Es mag leicht sein, über die zu lachen, die Klopapier und Nudeln hamstern. Aber führt es uns nicht auch vor, wie wenig in Deutschland gefehlt hat, damit die Menschen ernsthafte Angst haben, ihre Grundbedürfnisse nicht decken zu können? Es ist sicherlich Egoismus, wie der Kapitalismus ihn uns anerzogen hat, der diese Menschen zum Hamstern bringt. Aber es ist auch Elend, wenn die scheinbare Angst so groß ist, dass sich unsere Klassengeschwister um Grundnahrungsmittel prügeln.

Das alles geschieht, während die Wirtschaft in eine Krise gerät, deren Ausmaß an die Depression in den 30ern erinnern könnte. Sie wird jetzt schon die „Corona-Krise“ getauft, aber die Pandemie ist nicht ihr Ursprung, nicht einmal ihr Auslöser. Der Staat fordert uns auf, uns in unseren engen Wohnungen, für die wir viel zu viel bezahlen einzuschließen, während er unsere Grundrechte einschränkt und unsere Klasse angreift.

Für viele von uns, als Jugend, ist es die erste Krise die wir wirklich erleben und verstehen. Es gilt jetzt, Protest so zu organisieren, dass wir Alte und Schwache schützen können. Andernfalls wird unsere Klasse diese Krise tragen müssen und schlimmstenfalls werden sich darüber viele freuen, weil sie denken, dass es der Gesundheit aller diene.

Dazu gehört, den Ausnahmezustand nicht schweigend hinzunehmen, sondern jeden verbliebenen Spielraum zu nutzen, um die Lösung der Corona-Krise in unserem Interesse zu fordern. Das heißt vor allem Kündigungsverbote bzw. Rücknahme von Kündigungen, Lohnfortzahlung und Schließung von nicht unverzichtbaren Betrieben.

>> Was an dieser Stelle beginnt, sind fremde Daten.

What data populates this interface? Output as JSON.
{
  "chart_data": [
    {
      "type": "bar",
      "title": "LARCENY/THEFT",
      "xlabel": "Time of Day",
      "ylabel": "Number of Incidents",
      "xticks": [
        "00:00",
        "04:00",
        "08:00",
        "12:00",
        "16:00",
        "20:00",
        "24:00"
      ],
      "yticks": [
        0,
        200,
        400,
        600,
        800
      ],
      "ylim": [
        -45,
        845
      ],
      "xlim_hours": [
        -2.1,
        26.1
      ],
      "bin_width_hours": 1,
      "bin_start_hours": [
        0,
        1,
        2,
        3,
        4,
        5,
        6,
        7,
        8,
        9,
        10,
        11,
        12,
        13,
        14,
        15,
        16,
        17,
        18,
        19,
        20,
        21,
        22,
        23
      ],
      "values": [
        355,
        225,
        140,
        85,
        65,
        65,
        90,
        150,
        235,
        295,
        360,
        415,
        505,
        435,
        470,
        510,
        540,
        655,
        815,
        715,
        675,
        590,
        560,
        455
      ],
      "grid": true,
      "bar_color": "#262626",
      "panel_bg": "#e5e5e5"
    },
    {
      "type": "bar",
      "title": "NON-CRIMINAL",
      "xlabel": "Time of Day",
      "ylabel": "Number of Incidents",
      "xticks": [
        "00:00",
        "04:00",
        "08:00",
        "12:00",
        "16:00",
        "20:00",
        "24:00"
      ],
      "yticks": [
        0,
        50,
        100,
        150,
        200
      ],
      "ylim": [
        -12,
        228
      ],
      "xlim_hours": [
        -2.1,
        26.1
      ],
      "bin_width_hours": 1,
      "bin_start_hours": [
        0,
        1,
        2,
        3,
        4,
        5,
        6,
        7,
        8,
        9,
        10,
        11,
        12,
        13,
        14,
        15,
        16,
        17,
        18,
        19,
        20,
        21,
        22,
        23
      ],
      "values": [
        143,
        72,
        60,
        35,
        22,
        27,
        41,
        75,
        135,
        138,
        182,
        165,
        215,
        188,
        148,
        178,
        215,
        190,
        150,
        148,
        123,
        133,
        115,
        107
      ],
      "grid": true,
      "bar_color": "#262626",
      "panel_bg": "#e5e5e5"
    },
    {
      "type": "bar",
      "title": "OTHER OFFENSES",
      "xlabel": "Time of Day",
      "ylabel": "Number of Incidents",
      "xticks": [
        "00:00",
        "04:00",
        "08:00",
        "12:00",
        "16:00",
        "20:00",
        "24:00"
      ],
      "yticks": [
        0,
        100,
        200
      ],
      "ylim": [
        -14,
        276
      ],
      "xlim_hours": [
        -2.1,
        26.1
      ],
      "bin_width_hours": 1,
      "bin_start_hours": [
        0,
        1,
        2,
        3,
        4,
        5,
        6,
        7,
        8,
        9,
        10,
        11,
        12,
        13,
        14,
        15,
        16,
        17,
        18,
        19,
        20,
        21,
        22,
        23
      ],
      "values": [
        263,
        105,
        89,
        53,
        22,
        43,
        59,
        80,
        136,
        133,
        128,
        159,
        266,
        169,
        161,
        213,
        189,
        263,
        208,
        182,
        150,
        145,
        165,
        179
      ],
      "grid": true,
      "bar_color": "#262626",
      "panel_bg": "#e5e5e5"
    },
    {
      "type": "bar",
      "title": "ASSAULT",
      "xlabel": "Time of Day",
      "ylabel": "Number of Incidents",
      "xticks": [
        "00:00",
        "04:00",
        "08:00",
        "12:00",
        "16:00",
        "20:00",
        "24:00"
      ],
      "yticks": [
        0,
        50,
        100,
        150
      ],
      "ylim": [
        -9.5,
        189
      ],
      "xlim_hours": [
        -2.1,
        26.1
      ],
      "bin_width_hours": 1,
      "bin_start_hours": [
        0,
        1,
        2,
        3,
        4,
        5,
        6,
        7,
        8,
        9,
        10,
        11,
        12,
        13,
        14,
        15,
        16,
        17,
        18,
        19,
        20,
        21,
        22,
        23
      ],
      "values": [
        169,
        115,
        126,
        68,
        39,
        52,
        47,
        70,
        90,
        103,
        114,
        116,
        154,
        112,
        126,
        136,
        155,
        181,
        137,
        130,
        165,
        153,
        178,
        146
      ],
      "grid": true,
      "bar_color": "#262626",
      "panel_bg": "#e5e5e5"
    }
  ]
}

Es heißt aber ebenso, dass gerade wir als Jugend nicht nur für uns und unsere Zukunft Verantwortung übernehmen, sondern auch für unsere älteren Mitmenschen. Wir brauchen keine Regierung, die uns zwingt elementare Hygieneregeln in Zeiten des Virus einzuhalten und stattdessen liegt es an uns Menschen, die keine familiäre oder sonstige Unterstützung haben, in diesen Zeiten zu unterstützen, so dass sie weder verrückt vor Einsamkeit werden noch ständig der für sie lebensbedrohlichen Gefahr einer Ansteckung ausgesetzt sind.

Organisieren wir den Protest, damit in Zukunft wirklich Gesundheit vor Profiten gilt!
Damit Quarantäne nicht länger ein Klassenprivileg ist!